"Le Malheur C'Etait Mieux Avant"

Publié le par FoM

Et oui vous vous doutez bien qu'en cette veille de lendemain de Noël, la rédaction de l'Examiner ne pouvait pas vous laisser à votre bonheur mérité après une année bof-bof, on va pas se mentir non plus, on est grand. Oui, le bonheur, on y pense surtout à Noël, enfin on y pense toute l'année mais lui souvent il pense pas trop à nous, genre il a peut-être mieux à faire ce con ? On se demande parce que franchement, on a plus l'impression que c'est le chomâge technique, même en regardant les reportages de Jean-Pierre Pernault qui nous apprennent comment le jeune Jason de Cuges-Les-Pins à réalisé son rêve en rencontrant le squelette de Marylin Monroe. Enfin bref, question comm', c'est pas top.

Mais c'est surement inhérent à notre époque, où la frontière entre le malheur et le bonheur est floue, comme par exemple quand on gagne 100 euros au loto mais sur le chemin jusqu'au bar des sports on se fait violer sexuellement par le rottweiler du voisin qui avait oublié de lui mettre sa muselière à bite. Entre le psy et le pressing, les 100 euros sont vite bouffés, à l'instar de votre jambe si vous portez plainte. Alors que avant, la frontière entre bonheur et malheur étant distincte, y'avait pas à tortillas du culos, c'était un coup "bonheur", un coup "malheur". Par exemple il y avait de vraies guerres, et ben c'était le malheur. Comme il y avait pas les euros par exemple pendant la World War Two, ben c'était pas possible de gagner 100 euros au loto. Et pis comme le tuning n'existait pas, bah y avait pas de rottweiler. Pis c'était très dur de croire au bonheur en se tapant du topinambour à longueur de journée quand même, sans compter la flambée du prix du kiwi à l'époque en Bretagne, à cause du marché noir. Enfin il était noir car il y avait du traffic dans la baie de Bretagne la nuit, où il n'était pas rare d'entendre subrepticement des "Bourre-moi la chatte", sous-entendu "Remplis mon bateau avec tes caisses de kiwi, grand fou".

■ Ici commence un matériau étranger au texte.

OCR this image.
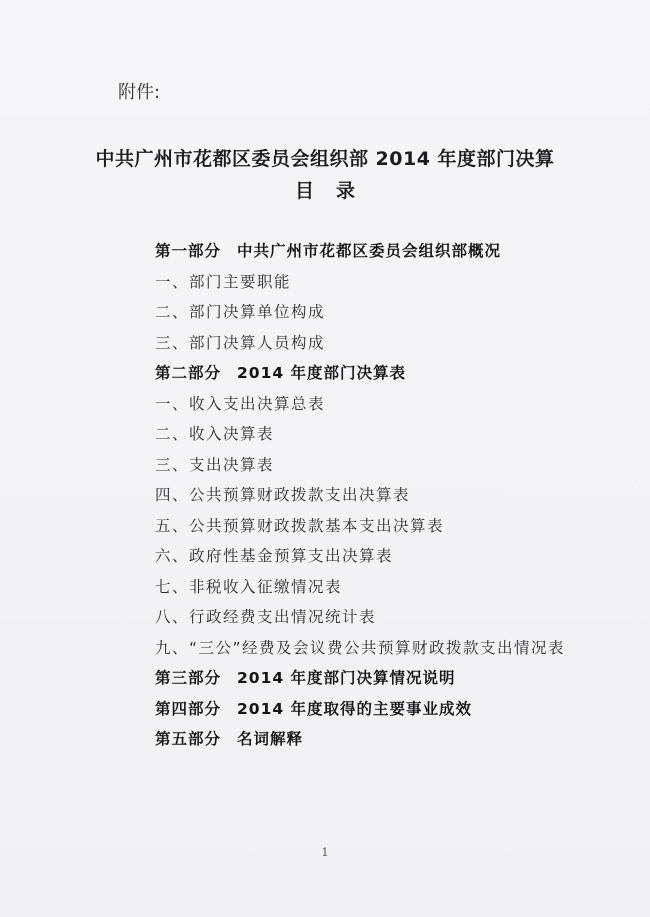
附件:
中共广州市花都区委员会组织部 2014 年度部门决算
目录
第一部分 中共广州市花都区委员会组织部概况
一、部门主要职能
二、部门决算单位构成
三、部门决算人员构成
第二部分 2014 年度部门决算表
一、收入支出决算总表
二、收入决算表
三、支出决算表
四、公共预算财政拨款支出决算表
五、公共预算财政拨款基本支出决算表
六、政府性基金预算支出决算表
七、非税收入征缴情况表
八、行政经费支出情况统计表
九、“三公”经费及会议费公共预算财政拨款支出情况表
第三部分 2014 年度部门决算情况说明
第四部分 2014 年度取得的主要事业成效
第五部分 名词解释
1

On pourrait faire pleuvoir les exemples comme les sauterelles sur l'Egypte à la grande époque ou ils était pétés de thunes et ils pouvaient remplacer la flotte par des insectes, mais on va dire que la fin de l'alternance tranchée entre bonheur et malheur se situe avec les arrivées conjuguées de l'électronique et de la miniaturisation, qui ont créé beaucoup de frustration, et ce pas seulement à cause du minitel. Principal acteur dans la déchéance de notre système de valeurs morales : le tamagoshi. Ce petit gadget fourbe a commencé a créer une dépendance au stress et l'angoisse de voir l'animal virtuel tant aimé mourir alors que, à la fin, on s'en fout quoi, c'était qu'un circuit imprimé. Genre quand on a une télécommande qui meurt, mais dans des circonstances atroces comme "écrasée par le cul de Tatie Josette", c'est pas anxiogène (1), ou alors faut consulter. Quelques années après, le concept de fabrication de "malheur-sur-demande" est bien rôdé, avec des émissions de télé-réalité qui vous font vivre par procuration les malheurs de jeunes gens qui pleurent à chaudes larmes à chaque fois que la porte claque un peu trop fort ("Non mais c'est pas possible je craque moaaaaa ... cette porte elle me fait trop stresser du coeur de rocker"), à croire que si t'es pas émotif t'as aucune chance. Chimène Badi, elle-même issue des rangs de cette usine à malheur collectif, a bien résumé çà dans sa chanson "Tellement Beauf".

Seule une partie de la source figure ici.